Deep Learning Approach for the Automated Characterization of Cardiac Mechanics

Cardiac mechanics reflects the precise interplay between myocardial structure and contraction essential for sustaining the blood pumping function of the heart. Ejection fraction is the usual index of function, yet mechanical impairment and even heart failure may occur without changes in this measure. Strain analysis provides more meaningful measures through non-invasive evaluation of myocardial deformation from cardiac magnetic resonance imaging data, and can therefore identify dysfunction before reduction in ejection fraction. Diagnosis based on strain measures requires highly accurate and repeatable cardiac tissue detection, labelling, and tracking. These are very challenging and time-consuming tasks requiring extensive technical and clinical expertise, and have many sources of error that limit the wider clinical adoption of strain analysis.
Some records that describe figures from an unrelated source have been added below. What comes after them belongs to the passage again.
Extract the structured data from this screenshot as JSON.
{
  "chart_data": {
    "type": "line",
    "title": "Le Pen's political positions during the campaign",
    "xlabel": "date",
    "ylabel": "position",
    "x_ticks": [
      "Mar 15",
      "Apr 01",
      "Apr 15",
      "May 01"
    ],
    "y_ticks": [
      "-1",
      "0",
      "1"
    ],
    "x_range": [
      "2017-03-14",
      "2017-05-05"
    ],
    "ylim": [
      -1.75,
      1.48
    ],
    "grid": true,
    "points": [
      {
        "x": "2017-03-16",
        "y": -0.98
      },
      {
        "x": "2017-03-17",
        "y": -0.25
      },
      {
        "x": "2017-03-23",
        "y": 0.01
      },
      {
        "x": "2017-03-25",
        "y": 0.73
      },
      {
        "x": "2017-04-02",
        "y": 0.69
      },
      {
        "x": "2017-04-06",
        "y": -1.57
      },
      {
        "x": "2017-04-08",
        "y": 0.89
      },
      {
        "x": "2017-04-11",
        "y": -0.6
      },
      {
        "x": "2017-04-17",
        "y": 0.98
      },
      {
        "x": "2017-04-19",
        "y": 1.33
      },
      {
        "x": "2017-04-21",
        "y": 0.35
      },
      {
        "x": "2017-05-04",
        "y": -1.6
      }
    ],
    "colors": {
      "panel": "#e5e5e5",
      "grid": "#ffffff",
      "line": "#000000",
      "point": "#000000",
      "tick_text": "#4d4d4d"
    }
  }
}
In this thesis, a novel deep learning workflow termed DeepStrain was developed and validated to provide automated strain analysis from standard magnetic resonance data. DeepStrain integrates three convolutional neural networks designed specifically for accurate and precise myocardial tissue detection, labelling, and tracking. These networks were trained using data from healthy subjects and cardiac patients. In healthy subjects, accuracy was evaluated using the gold standard strain analysis technique, and repeatability was assessed using data from subjects imaged multiple times. Finally, DeepStrain was tested in a prospective cross-sectional study in asymptomatic young adults with a mixture of cardiovascular disease risks factors, i.e., overweight, hypertension, and type 2 diabetes mellitus. In summary, DeepStrain automatically provides very precise measures of strain two orders of magnitude faster than current technology, enabling more accurate and comprehensive characterization of cardiac mechanics.